Dietary bile acids supplementation modulates immune response, antioxidant capacity, glucose, and lipid metabolism in normal and intrauterine growth retardation piglets.

Intrauterine growth retardation (IUGR) results in intestinal dysfunction contributing to metabolic syndrome and growth lag of piglets. Bile acid (BA) presents various bioactivities, including regulation roles in antioxidant, anti-inflammation, and glucose and lipid metabolism. Forty-eight weaned piglets were allocated to four groups in a 2 × 2 factorial arrangement with the effects of BA supplementation and IUGR challenge. Twenty-four IUGR piglets and 24 normal birth weight (NBW) piglets were allocated into two groups, respectively, including the control group fed with a basal diet, and the treatment group fed a basal diet supplemented with 400 mg/kg BA. The experiment lasted 28 days. The results indicated that BA improved liver and spleen indexes in IUGR piglets, whereas decreased blood RDW-CV and RDW-SD regardless of IUGR (P < 0.05).
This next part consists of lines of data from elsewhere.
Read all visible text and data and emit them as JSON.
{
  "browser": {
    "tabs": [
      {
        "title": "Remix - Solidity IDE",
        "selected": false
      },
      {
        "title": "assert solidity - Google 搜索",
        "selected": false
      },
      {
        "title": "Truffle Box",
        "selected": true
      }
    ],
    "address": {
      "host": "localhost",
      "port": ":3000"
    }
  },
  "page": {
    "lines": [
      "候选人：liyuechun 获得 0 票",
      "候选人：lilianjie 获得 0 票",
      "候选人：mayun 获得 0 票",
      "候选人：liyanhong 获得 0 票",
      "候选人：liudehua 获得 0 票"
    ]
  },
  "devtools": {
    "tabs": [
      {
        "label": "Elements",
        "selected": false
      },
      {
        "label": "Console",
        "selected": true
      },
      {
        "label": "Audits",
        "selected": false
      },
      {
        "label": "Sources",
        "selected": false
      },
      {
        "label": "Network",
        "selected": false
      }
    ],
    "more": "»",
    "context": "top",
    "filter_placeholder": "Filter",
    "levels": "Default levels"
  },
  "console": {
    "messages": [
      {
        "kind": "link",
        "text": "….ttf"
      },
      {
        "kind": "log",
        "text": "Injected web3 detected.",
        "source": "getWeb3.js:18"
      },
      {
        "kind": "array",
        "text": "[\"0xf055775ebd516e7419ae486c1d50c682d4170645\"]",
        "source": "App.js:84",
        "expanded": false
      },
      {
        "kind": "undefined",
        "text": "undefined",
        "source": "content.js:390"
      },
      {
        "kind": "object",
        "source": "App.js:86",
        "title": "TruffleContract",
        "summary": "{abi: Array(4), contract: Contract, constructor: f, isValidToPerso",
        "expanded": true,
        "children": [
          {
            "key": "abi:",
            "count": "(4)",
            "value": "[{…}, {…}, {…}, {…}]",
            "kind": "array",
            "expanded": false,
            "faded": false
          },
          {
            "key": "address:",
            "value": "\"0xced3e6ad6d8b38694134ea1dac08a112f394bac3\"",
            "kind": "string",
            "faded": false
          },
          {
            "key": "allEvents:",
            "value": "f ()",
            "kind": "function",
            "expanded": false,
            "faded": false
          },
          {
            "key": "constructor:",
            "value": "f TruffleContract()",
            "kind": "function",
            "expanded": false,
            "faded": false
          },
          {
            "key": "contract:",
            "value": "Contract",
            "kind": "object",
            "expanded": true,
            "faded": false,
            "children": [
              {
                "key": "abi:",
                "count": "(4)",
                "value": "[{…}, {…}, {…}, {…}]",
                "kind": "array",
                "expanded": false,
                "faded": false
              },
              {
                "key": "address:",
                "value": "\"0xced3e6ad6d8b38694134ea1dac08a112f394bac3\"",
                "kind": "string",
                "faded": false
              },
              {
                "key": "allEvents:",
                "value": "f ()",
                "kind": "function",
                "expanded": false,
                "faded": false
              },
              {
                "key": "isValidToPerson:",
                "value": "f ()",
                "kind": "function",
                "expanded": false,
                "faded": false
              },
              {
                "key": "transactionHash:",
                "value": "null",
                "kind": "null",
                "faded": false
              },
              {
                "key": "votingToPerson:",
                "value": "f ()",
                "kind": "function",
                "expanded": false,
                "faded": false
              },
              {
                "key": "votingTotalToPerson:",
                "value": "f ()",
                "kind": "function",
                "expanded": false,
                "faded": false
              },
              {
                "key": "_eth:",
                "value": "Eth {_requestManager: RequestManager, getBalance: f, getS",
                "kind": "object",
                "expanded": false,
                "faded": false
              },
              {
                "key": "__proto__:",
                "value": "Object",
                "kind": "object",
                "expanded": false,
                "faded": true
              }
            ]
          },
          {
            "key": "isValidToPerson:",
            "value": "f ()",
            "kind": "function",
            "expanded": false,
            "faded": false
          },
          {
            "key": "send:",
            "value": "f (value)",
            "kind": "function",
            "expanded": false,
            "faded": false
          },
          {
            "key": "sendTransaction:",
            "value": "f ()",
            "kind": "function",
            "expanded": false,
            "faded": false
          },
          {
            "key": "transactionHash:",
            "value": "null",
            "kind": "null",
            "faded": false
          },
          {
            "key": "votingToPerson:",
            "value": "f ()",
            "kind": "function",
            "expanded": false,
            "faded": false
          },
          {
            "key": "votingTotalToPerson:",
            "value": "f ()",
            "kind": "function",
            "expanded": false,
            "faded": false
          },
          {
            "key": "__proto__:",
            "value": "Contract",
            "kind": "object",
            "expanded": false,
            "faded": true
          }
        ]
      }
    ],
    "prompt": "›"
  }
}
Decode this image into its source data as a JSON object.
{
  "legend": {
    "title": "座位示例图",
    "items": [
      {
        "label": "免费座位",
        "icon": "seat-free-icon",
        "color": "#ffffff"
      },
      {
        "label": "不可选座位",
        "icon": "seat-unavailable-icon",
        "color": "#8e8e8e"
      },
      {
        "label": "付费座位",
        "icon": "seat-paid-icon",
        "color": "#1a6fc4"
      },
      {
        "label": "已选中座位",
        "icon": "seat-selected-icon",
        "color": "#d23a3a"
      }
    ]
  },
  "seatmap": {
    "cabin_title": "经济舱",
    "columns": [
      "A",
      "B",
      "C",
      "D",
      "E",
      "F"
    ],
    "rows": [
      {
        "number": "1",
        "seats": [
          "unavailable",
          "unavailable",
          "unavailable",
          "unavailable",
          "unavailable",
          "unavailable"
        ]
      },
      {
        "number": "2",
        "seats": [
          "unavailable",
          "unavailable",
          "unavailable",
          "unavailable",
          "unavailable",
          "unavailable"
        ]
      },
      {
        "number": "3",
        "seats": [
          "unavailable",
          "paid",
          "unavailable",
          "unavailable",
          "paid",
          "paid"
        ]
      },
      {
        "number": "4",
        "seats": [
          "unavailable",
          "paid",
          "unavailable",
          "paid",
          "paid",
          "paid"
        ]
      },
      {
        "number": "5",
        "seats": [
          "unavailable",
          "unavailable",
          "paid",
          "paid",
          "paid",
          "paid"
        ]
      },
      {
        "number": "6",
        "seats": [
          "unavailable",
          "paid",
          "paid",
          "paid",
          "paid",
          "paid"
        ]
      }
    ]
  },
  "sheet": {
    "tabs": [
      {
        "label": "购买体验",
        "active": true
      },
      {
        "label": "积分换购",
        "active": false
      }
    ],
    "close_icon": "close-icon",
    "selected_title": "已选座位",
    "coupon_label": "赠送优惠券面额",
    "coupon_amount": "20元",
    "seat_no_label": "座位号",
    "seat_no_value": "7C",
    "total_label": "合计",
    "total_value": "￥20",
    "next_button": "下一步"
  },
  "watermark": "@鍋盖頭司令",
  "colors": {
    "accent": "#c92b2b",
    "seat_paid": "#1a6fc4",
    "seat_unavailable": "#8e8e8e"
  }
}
Dietary BA supplementation decreased plasma CAT activity and liver GSH concentration regardless of IUGR, whereas increased plasma GSH and liver H2O2 and decreased liver T-AOC in weaned piglets (P < 0.05). In addition, IUGR downregulated liver Nrf1 and Nrf2 expression levels, while BA supplementation upregulated the Nrf2 expression of liver in weaned piglets (P < 0.05). Dietary BA decreased (P < 0.05) jejunal GSH concentration and ileal CAT activity regardless of IUGR. Furthermore, IUGR upregulated (P < 0.05) jejunal SOD and CAT expression levels; however, dietary BA upregulated ileal Nrf1 (P < 0.05) and Keap1 (P = 0.07) expression levels in piglets regardless of IUGR. Moreover, IUGR upregulated the liver lipid synthesis (FAS) and downregulated HSL and SCD1 expression levels, while dietary BA downregulated liver FAS and SCD1 expression levels (P < 0.05). However, BA supplementation could enhance liver gluconeogenesis by upregulating (P < 0.05) the liver G6PC and PCK1 expression levels in the NBW piglets but not in the IUGR piglets. Collectively, these findings suggest that BA could regulate the redox status of weaned piglets by regulating the Nrf2/Keap1 pathway and improving liver glucose and lipid metabolism of IUGR piglets. These findings will provide a reference for the application of BA in swine production; moreover, considering the physiological similarity between pigs and humans, these findings will provide a reference for IUGR research in humans.